New data from Synergy Research Group (SRG) shows that the number of large datacenters operated by hyperscale providers rose by 11% in 2018 to reach 430 by year end. In 2018 the Asia-Pac and EMEA regions featured most prominently in terms of new datacenters that were opened, but despite that the US still accounts for 40% of the major cloud and internet datacenter sites. The next most popular locations are China, Japan, the UK, Australia and Germany, which collectively account for another 30% of the total. During 2018 new datacenters were opened in 17 different countries with the US and Hong Kong having the largest number of additions. Among the hyperscale operators, Amazon and Google opened the most new datacenters in 2018, together accounting for over half of the total. The research is based on an analysis of the datacenter footprint of 20 of the world’s major cloud and internet service firms, including the largest operators in SaaS, IaaS, PaaS, search, social networking, e-commerce and gaming.

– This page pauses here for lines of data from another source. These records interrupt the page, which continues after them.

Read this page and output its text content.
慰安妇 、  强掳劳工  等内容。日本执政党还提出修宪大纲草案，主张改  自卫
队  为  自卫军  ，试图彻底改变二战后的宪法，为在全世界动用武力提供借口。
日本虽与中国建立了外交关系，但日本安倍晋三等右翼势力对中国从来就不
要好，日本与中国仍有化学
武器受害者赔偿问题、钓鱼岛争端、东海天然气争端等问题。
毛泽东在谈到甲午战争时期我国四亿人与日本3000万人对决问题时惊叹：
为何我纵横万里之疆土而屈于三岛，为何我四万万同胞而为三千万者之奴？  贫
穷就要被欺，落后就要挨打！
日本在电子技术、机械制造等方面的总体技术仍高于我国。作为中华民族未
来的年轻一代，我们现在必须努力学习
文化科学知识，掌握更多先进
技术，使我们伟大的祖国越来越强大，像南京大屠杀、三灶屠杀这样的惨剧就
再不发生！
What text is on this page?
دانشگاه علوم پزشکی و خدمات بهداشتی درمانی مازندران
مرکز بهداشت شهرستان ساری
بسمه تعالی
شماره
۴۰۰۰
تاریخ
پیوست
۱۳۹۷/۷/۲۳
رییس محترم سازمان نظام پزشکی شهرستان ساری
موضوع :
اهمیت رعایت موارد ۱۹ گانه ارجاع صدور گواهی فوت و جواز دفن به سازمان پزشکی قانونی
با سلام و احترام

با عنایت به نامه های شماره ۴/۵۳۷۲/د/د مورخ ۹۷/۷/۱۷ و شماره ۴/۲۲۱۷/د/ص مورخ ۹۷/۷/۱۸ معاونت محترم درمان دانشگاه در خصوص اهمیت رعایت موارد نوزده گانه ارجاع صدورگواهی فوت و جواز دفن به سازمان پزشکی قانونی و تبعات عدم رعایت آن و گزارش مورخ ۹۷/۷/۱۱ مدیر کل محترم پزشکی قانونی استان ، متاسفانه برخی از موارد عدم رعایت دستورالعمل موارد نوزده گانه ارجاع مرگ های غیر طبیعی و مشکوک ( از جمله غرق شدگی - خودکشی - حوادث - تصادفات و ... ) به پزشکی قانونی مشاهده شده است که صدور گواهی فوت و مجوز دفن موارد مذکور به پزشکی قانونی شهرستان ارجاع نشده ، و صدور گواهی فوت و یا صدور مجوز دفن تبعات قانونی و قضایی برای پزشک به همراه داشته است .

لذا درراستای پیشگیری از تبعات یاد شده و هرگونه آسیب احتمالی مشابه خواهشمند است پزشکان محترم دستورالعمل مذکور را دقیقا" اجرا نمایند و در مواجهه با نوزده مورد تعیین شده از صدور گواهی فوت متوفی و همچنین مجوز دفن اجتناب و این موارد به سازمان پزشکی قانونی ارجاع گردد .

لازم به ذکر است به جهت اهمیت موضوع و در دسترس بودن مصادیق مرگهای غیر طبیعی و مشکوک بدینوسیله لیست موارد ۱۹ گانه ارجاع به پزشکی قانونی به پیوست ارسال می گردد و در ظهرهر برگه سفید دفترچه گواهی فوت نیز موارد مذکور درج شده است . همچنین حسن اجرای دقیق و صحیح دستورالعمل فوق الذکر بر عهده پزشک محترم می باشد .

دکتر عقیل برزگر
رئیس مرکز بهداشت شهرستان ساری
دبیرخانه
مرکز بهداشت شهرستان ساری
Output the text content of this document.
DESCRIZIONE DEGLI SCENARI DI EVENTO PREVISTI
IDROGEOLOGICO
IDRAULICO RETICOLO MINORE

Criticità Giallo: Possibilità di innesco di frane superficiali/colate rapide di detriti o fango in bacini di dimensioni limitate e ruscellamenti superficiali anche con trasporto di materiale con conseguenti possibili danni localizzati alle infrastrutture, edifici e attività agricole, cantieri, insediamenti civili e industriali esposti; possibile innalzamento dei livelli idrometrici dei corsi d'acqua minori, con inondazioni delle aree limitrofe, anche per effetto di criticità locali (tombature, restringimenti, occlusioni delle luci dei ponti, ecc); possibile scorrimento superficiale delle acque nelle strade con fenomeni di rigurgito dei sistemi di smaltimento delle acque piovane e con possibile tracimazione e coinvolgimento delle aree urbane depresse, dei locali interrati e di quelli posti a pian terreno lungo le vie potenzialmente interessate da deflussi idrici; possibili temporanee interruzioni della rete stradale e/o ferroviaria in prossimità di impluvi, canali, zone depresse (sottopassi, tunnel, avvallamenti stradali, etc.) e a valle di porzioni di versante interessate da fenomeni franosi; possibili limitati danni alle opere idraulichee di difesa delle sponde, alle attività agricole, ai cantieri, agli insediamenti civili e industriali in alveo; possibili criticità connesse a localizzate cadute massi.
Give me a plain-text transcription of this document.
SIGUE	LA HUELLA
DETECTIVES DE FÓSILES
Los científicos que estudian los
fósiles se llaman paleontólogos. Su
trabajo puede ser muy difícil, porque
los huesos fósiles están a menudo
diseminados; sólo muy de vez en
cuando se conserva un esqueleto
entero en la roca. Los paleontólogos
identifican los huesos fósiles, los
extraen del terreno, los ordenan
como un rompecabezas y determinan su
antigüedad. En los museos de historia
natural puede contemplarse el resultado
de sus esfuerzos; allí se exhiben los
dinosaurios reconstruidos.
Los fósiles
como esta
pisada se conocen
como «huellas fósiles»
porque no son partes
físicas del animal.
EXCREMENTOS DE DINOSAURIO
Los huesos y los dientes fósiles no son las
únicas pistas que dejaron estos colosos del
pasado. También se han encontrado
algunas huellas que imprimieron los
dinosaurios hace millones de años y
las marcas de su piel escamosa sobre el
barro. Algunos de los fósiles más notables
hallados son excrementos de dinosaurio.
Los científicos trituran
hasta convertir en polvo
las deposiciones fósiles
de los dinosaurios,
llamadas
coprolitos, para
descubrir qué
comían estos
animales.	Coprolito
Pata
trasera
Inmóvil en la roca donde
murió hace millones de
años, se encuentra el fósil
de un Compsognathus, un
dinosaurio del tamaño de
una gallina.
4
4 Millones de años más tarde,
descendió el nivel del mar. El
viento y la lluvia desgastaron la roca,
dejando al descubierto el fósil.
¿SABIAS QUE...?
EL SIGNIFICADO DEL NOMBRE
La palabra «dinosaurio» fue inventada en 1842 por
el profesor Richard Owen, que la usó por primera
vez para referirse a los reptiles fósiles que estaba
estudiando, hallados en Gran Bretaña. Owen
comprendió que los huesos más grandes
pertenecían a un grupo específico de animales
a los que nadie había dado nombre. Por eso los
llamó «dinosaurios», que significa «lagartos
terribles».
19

On average each of the 20 firms had 22 datacenter sites. The companies with the broadest datacenter footprint are the leading cloud providers – Amazon, Microsoft, Google and IBM. Each has 55 or more datacenter locations with at least three in each of the four regions – North America, APAC, EMEA and Latin America. Alibaba and Oracle also have a notably broad datacenter presence. The remaining firms tend to have their datacenters focused primarily in either the US (Apple, Facebook, Twitter, eBay, Yahoo) or China (Baidu, Tencent).
“Hyperscale growth goes on unabated, with company revenues growing by an average 24% per year and their capex growing by over 40% - much of which is going into building and equipping datacenters,” said John Dinsdale, a Chief Analyst and Research Director at Synergy Research Group. “In addition to the 430 current hyperscale datacenters we have visibility of a further 132 that are at various stages of planning or building. There is no end in sight to the datacenter building boom.”